Today on All Saints’ day we pause as one description said ‘to remember all saints and martyrs, known and unknown throughout Christian history.’ I particularly like the phrase ‘known and unknown,’ all of course are known to God.

All Saints’ day is a day when we allow our lens of sight and recollection to go to its widest possible reaches. We take time to remember all those who have gone before us, those who are recorded in the scriptures and those who aren’t, those who are recognised in the writings of the early church or the church through the ages and those whose name no one knows. Those who have found themselves known far and wide and those whose faithfulness is known only by those closest to them or to God alone.

Many of us may be gathering this weekend for services where we remember those who we love but see no longer. For many in this ongoing pandemic the pain of loss is felt deeply. I remember all those I’ve journeyed with and those who I have helped families honour and commended to God’s care, each one known and loved by God.

There are many challenges that we face as Christians as part of the church in this age.
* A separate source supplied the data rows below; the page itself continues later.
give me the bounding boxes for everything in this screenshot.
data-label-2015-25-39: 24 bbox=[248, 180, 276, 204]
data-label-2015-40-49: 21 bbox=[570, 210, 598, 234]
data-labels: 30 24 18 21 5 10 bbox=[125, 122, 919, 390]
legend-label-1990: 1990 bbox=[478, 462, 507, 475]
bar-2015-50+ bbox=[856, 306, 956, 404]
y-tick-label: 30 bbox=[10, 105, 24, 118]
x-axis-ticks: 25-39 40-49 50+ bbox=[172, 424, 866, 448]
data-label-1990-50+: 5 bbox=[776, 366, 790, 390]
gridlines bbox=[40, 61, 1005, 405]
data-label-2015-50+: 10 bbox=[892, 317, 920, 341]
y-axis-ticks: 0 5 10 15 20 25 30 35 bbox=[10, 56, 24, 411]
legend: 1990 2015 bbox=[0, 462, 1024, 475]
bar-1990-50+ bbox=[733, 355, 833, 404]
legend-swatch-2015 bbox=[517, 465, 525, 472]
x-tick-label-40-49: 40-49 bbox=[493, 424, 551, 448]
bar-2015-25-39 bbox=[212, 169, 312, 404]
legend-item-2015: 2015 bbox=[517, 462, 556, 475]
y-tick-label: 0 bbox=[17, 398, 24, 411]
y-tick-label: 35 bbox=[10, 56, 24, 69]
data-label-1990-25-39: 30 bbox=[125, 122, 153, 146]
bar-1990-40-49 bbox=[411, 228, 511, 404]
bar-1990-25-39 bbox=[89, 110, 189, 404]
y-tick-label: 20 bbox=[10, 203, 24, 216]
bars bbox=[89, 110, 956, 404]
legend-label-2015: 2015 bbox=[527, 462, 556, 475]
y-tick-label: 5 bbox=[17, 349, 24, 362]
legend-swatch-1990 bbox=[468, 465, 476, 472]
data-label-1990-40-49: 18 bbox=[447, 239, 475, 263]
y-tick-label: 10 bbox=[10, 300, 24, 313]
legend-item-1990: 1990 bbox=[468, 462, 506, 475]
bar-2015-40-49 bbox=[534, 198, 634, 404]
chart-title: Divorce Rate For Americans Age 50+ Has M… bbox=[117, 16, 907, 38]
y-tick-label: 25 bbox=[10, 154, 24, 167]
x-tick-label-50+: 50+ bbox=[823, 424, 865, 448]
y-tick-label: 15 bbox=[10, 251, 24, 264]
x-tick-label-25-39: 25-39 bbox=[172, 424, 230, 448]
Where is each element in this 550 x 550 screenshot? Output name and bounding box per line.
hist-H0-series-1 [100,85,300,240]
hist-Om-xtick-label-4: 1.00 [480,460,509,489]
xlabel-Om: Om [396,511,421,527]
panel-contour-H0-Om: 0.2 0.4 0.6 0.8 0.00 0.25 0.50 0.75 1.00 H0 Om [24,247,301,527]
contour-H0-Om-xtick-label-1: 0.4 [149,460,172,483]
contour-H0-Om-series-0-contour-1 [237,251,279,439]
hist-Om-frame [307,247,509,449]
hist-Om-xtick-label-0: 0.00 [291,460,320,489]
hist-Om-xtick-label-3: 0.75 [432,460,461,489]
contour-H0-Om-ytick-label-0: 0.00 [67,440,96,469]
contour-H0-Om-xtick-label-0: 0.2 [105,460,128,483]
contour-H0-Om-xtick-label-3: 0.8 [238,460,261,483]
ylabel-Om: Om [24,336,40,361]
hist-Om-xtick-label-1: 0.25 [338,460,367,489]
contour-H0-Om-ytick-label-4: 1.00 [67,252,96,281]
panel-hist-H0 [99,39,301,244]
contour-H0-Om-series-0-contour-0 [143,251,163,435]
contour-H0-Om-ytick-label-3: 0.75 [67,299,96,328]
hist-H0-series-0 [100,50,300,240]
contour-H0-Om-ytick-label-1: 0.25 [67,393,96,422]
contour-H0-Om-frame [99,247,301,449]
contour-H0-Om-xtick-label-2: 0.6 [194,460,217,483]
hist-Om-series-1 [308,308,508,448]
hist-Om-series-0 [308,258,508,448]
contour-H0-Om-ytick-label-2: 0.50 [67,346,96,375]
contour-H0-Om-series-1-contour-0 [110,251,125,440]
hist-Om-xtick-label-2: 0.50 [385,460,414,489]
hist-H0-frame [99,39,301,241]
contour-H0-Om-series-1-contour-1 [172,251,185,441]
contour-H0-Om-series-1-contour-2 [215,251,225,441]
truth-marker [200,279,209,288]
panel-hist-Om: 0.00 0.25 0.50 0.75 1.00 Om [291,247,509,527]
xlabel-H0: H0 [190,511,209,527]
There are many questions to prayerfully and courageously explore, about how we live out our lives and beliefs when we are gathered together and when we are scattered in our daily lives. There are some new challenges that are unique to our age and there are others that have been faced before, some many times by other saints who have come before us.

Each time I gather in one of our church buildings and look beyond the challenges of finances, mending the roof, ministry share, what to restart when and with whom and so on…..perhaps I’m there for a regular service, a christening, a wedding or a funeral, a quiet moment of prayer and take time to widen the lens within me, I remember the bigger story that I’m part of. The God who is faithful and has been through the ages. I remember the different ways in which people have caught sight of God and his goodness and have been transformed by the truth of who God is.

In John 11 we see two sisters in a moment of profound grief at the loss of their brother Lazarus. Jesus hadn’t been there and somehow they hope, know or believe that it could have been different if he had been. We see Jesus full of emotion and then in a moment no one could have anticipated death is replaced by life and Lazarus lives. In this moment they saw God’s glory, his power and knew his presence.

In Revelation 21 we see a picture painted of a new heaven and a new earth, a holy city. It is a place where God dwells among his people and every tear is wiped away. There is no more crying or mourning or pain. What an incredible picture, but not just a picture but a promise.

And we and all those who have lived and died since Jesus’ death, resurrection and ascension live in anticipation of the fullness of God’s kingdom in the fullness of time. We live between the gospel of John and Revelation. The bible is full of God’s promise for our present and future age. He is with us by His Spirit and longs for us to know his guidance, strength, comfort, peace, joy, salvation and so much more.

During his life on earth Jesus showed us glimpses of the fullness we look towards. Lazarus reminds us that death will be defeated and is so through Jesus’ own death and resurrection.

God longs for us to know him in our very real and ordinary moments, in our joys and sorrows, in our mourning and celebrating. As we choose to trust God and look to him, he helps us to see how and where he is at work in the world, within us and around us. We are drawn to look wider and further and with eyes of faith and hope to be those who keep on looking forward trusting in God’s faithfulness.

So as we remember all of the saints who have gone before us, those who are known and those who are unknown. We give thanks for their lives and witness, and we pray for the humility to learn from them, but to be committed to following God’s will for us in this age at this time, trusting that nothing we face is too big or too complicated for God.

Questions:

  • Who has most inspired or encouraged you in your own journey of faith?
  • Is there anyone or any particular chapter of the history of God’s people that you would like to discover more about? How could you do that?
  • And finally, what do you hope will be our legacy for future generations of saints?